BENGALURU: In an effort to complete the sale despite falling tech valuations, Oyo Hotels is decreasing the number of shares it plans to offer via a public market debut by around two-thirds.
Two people familiar with the situation who requested not to be identified because they were discussing internal concerns claimed that the once-high-flying company is getting ready to file a new initial public offering document as soon as this week. According to one of the persons, Oyo would describe intentions in the application to sell only a third of the new shares it had initially anticipated, reducing the amount of additional capital it is anticipated to earn.

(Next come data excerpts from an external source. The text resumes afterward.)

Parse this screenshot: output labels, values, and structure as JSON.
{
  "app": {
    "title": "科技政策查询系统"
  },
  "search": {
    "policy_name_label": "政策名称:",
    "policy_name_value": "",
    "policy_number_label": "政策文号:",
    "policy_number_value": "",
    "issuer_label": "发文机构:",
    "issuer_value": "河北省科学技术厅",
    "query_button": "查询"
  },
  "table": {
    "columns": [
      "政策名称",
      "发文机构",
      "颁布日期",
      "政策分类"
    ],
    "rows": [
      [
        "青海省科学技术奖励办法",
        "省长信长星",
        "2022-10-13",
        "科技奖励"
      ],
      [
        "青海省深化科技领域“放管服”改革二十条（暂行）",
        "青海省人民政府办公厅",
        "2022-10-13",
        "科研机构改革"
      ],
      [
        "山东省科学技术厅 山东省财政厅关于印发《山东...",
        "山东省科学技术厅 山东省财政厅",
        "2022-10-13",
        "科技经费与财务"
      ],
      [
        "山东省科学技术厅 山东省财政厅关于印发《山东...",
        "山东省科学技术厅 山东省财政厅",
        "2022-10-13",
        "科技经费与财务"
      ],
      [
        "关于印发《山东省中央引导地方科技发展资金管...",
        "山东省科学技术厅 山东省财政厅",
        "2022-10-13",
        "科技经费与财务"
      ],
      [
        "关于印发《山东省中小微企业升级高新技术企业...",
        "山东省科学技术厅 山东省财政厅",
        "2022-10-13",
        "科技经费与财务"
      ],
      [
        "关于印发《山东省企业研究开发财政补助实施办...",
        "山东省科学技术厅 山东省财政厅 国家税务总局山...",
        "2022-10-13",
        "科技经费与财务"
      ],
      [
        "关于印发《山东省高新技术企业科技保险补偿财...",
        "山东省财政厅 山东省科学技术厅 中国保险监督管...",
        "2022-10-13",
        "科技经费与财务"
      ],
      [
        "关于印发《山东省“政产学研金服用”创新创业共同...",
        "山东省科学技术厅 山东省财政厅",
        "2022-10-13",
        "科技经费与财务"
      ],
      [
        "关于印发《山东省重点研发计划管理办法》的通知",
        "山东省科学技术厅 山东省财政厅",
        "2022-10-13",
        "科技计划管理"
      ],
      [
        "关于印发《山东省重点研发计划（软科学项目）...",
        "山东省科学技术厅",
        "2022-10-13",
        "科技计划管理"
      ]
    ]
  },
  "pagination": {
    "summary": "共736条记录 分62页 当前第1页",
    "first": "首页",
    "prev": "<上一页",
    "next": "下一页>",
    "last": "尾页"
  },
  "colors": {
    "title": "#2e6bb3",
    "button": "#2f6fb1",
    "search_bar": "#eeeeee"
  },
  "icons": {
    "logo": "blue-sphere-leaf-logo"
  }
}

The business plan demonstrates how founder Ritesh Agarwal, 29, is attempting to force through an IPO even with less favourable terms in order to relieve the financial strains on both the hotel and accommodation booking company and himself. The travel industry has recovered from the pandemic-era low, but Oyo, once estimated at $10 billion as India’s Airbnb, is still experiencing growing losses. While this was going on, Agarwal borrowed billions of dollars to increase his stake in the company.
Agarwal or Oyo may yet adjust their aims as the situation is still a moving target. The SoftBank Group Corp.-backed business is making a second effort at an IPO after an initial attempt in late 2021 was unsuccessful due to various warning signs highlighted by India’s stock market regulator. Since then, technology company valuations have decreased as a result of customers having less disposable income due to rapid inflation and rising interest rates, which sparked fears of a possible recession.
According to the sources, Oyo’s current investors won’t be selling any shares. Around half of the startup, originally known as Oravel Stays Ltd and backed by Airbnb Inc., is owned by SoftBank.
Emails, SMS, and phone calls to Oyo seeking comment did not immediately receive a response.
Early in 2022, the business amended its IPO paperwork with a valuation objective of roughly $9 billion, however SoftBank later that year lowered its forecast for Oyo to $2.7 billion. Nearer to the listing, a book-building process will determine the IPO valuation, which is expected to be significantly different from the company’s original plans.
According to one of the persons, Agarwal, his holding firm RA Hospitality Holdings, and SoftBank Vision Fund continue to be the company’s three promoters with no changes from its 2021 prospectus. With the support of SoftBank founder Masayoshi Son, Agarwal took on a $2 billion personal debt from Japanese lenders in 2019, increasing his ownership to 33% at a $10 billion valuation.
According to one of the persons, this puts pressure on the SoftBank-dominated board of Agarwal and Oyo to push through an IPO despite the unfavourable climate for tech IPOs and the high-profile failures of Indian firms over the past 18 months. It would be a way to demonstrate to the Japanese financiers the founder’s and his startup’s continued billion-dollar value.
Son made a special trip from his base in Tokyo to Delhi this month to attend Agarwal’s wedding with a slew of SoftBank executives.
Although Agarwal is not obligated by law to provide information about his personal debts in the IPO draught prospectus, he has been cautioned that regulators may nevertheless consider that to be a risk to investors and may thus permanently postpone or reject the IPO on other technical grounds.
Since the pandemic severely damaged the travel and hospitality sectors, Oyo’s business has begun to show signs of recovery. The firm has changed its image to become a technology company, abandoning the asset-heavy, capital-intensive model that resulted in billions of dollars in losses, damaged relationships with hotel owners, and resulted in legal disputes.
2013 saw Agarwal launch Oyo after quitting college. When he was 21 years old, SoftBank’s Son gave him financial support. From that point on, the Japanese billionaire mentored the founder and eventually gave him personal guarantees for his enormous debt.